In the book Concrete Mathematics, chapter 2, section 2.2 -- sums and recurrences, page 26 (2nd edition), the authors talk about the following example:
Given the general recurrence
$$ R(0) = \alpha $$ $$ R(n) = R(n-1) + \beta + \epsilon n $$
The authors generalize the recurrence relation to:
$$ R(n) = A(n)\alpha + B(n)\beta + C(n)\epsilon $$
Employing the Repertoire Method, the authors plug in simple functions of $n$ in order to determine $A(n), B(n), C(n)$. So they discover:
Setting $R(n) = 1$ implies $\alpha = 1, \beta = 0, \epsilon = 0 \implies A(n) = 1$.
Setting $R(n) = n$ implies $\alpha = 0, \beta = 1, \epsilon = 0 \implies B(n) = n$.
Setting $R(n) = n^2$ implies $\alpha = 0, \beta = -1, \epsilon = 0 \implies C(n) = \frac{n^2 + n}{2}$.

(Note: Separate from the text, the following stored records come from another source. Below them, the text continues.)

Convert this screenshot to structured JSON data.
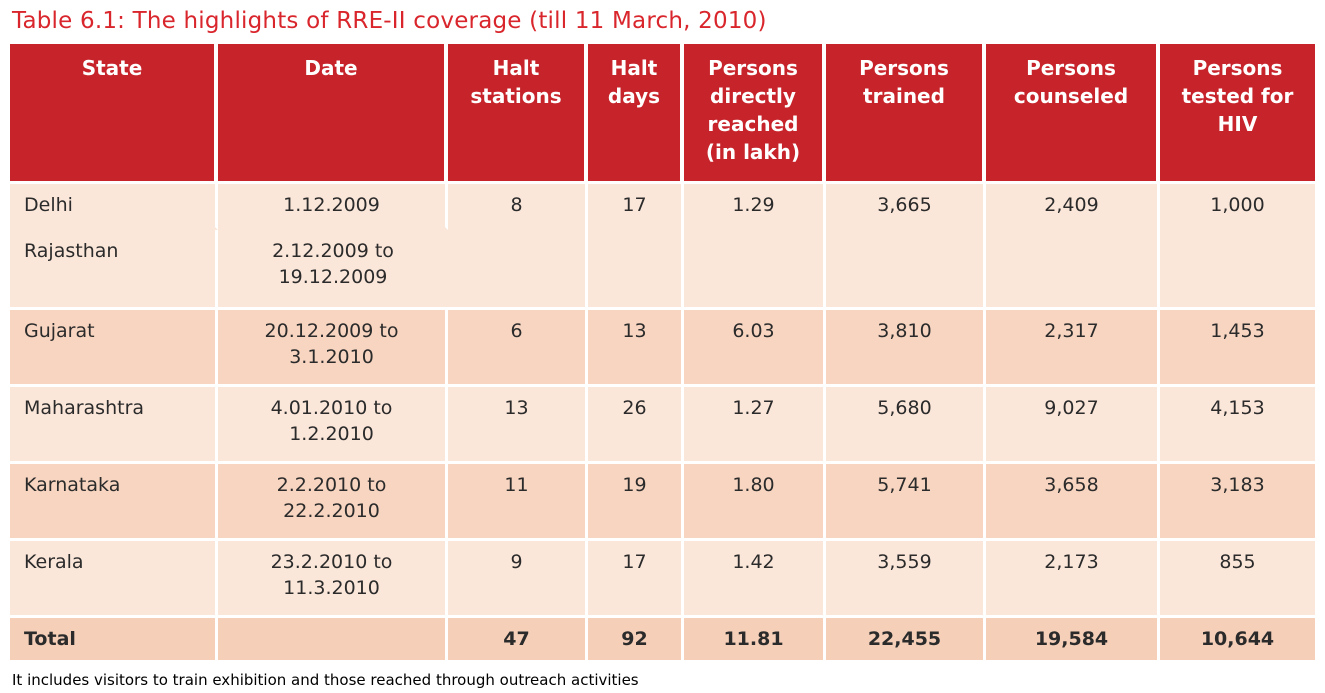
{
  "title": "Table 6.1: The highlights of RRE-II coverage (till 11 March, 2010)",
  "footnote": "It includes visitors to train exhibition and those reached through outreach activities",
  "colors": {
    "title_red": "#d9262c",
    "header_bg": "#c7232a",
    "header_text": "#ffffff",
    "row_light": "#fbe7da",
    "row_dark": "#f7d5c1",
    "total_row_bg": "#f5cfb8",
    "body_text": "#2b2b2b"
  },
  "table": {
    "columns": [
      "State",
      "Date",
      "Halt stations",
      "Halt days",
      "Persons directly reached (in lakh)",
      "Persons trained",
      "Persons counseled",
      "Persons tested for HIV"
    ],
    "rows": [
      {
        "state": "Delhi",
        "date": "1.12.2009",
        "halt_stations": "8",
        "halt_days": "17",
        "persons_reached": "1.29",
        "persons_trained": "3,665",
        "persons_counseled": "2,409",
        "persons_tested": "1,000"
      },
      {
        "state": "Rajasthan",
        "date": "2.12.2009 to 19.12.2009"
      },
      {
        "state": "Gujarat",
        "date": "20.12.2009 to 3.1.2010",
        "halt_stations": "6",
        "halt_days": "13",
        "persons_reached": "6.03",
        "persons_trained": "3,810",
        "persons_counseled": "2,317",
        "persons_tested": "1,453"
      },
      {
        "state": "Maharashtra",
        "date": "4.01.2010 to 1.2.2010",
        "halt_stations": "13",
        "halt_days": "26",
        "persons_reached": "1.27",
        "persons_trained": "5,680",
        "persons_counseled": "9,027",
        "persons_tested": "4,153"
      },
      {
        "state": "Karnataka",
        "date": "2.2.2010 to 22.2.2010",
        "halt_stations": "11",
        "halt_days": "19",
        "persons_reached": "1.80",
        "persons_trained": "5,741",
        "persons_counseled": "3,658",
        "persons_tested": "3,183"
      },
      {
        "state": "Kerala",
        "date": "23.2.2010 to 11.3.2010",
        "halt_stations": "9",
        "halt_days": "17",
        "persons_reached": "1.42",
        "persons_trained": "3,559",
        "persons_counseled": "2,173",
        "persons_tested": "855"
      }
    ],
    "total": {
      "label": "Total",
      "halt_stations": "47",
      "halt_days": "92",
      "persons_reached": "11.81",
      "persons_trained": "22,455",
      "persons_counseled": "19,584",
      "persons_tested": "10,644"
    }
  }
}
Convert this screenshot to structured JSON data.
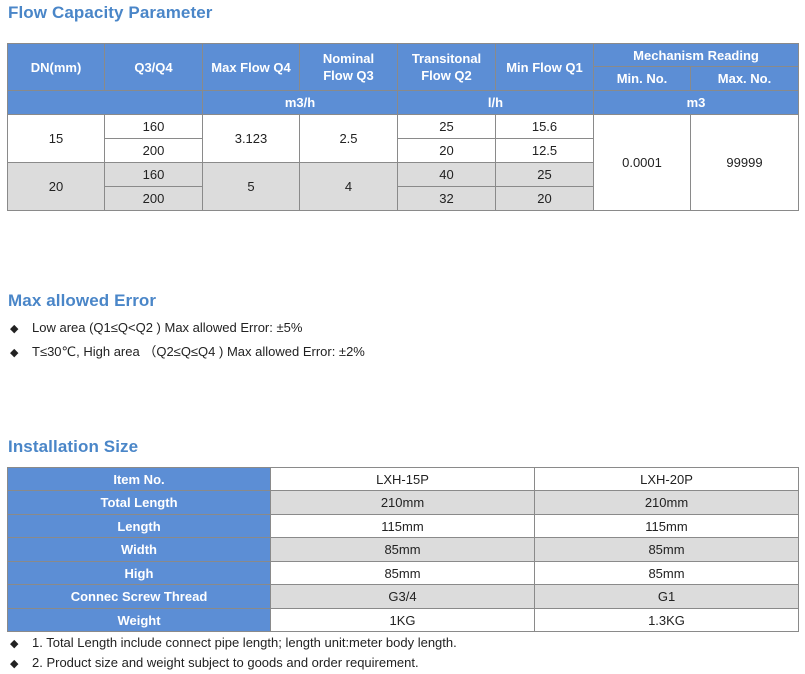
{
  "flow": {
    "title": "Flow Capacity Parameter",
    "headers": {
      "dn": "DN(mm)",
      "q3q4": "Q3/Q4",
      "max_flow": "Max Flow Q4",
      "nominal": "Nominal Flow Q3",
      "transitional": "Transitonal Flow Q2",
      "min_flow": "Min Flow Q1",
      "mechanism": "Mechanism Reading",
      "min_no": "Min. No.",
      "max_no": "Max. No.",
      "unit_m3h": "m3/h",
      "unit_lh": "l/h",
      "unit_m3": "m3"
    },
    "groups": [
      {
        "dn": "15",
        "max_flow": "3.123",
        "nominal": "2.5",
        "rows": [
          {
            "q3q4": "160",
            "q2": "25",
            "q1": "15.6"
          },
          {
            "q3q4": "200",
            "q2": "20",
            "q1": "12.5"
          }
        ]
      },
      {
        "dn": "20",
        "max_flow": "5",
        "nominal": "4",
        "rows": [
          {
            "q3q4": "160",
            "q2": "40",
            "q1": "25"
          },
          {
            "q3q4": "200",
            "q2": "32",
            "q1": "20"
          }
        ]
      }
    ],
    "min_no": "0.0001",
    "max_no": "99999"
  },
  "error": {
    "title": "Max allowed Error",
    "items": [
      "Low area (Q1≤Q<Q2 ) Max allowed Error: ±5%",
      "T≤30℃, High area （Q2≤Q≤Q4 ) Max allowed Error: ±2%"
    ]
  },
  "install": {
    "title": "Installation Size",
    "rows": [
      {
        "label": "Item No.",
        "a": "LXH-15P",
        "b": "LXH-20P"
      },
      {
        "label": "Total Length",
        "a": "210mm",
        "b": "210mm"
      },
      {
        "label": "Length",
        "a": "115mm",
        "b": "115mm"
      },
      {
        "label": "Width",
        "a": "85mm",
        "b": "85mm"
      },
      {
        "label": "High",
        "a": "85mm",
        "b": "85mm"
      },
      {
        "label": "Connec Screw Thread",
        "a": "G3/4",
        "b": "G1"
      },
      {
        "label": "Weight",
        "a": "1KG",
        "b": "1.3KG"
      }
    ],
    "notes": [
      "1. Total Length include connect pipe length; length unit:meter body length.",
      "2. Product size and weight subject to goods and order requirement."
    ]
  },
  "bullet_glyph": "◆"
}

Values for the first couple of terms of the recurrence:
$$ \begin{eqnarray*} R(0) &=& \alpha \\ R(1) &=& \alpha + \beta + \epsilon \\ R(2) &=& \alpha + 2\beta + 3\epsilon \\ R(3) &=& \alpha + 3\beta + 6\epsilon \\ R(4) &=& \alpha + 4\beta + 10\epsilon \\ R(5) &=& \alpha + 5\beta + 15\epsilon \end{eqnarray*} $$
I do not understand what is the process through which the values for $\alpha$, $\beta$, and $\epsilon$ are implied. I would like some help with that. Where exactly do we look and what do we math them against to see what they have to be?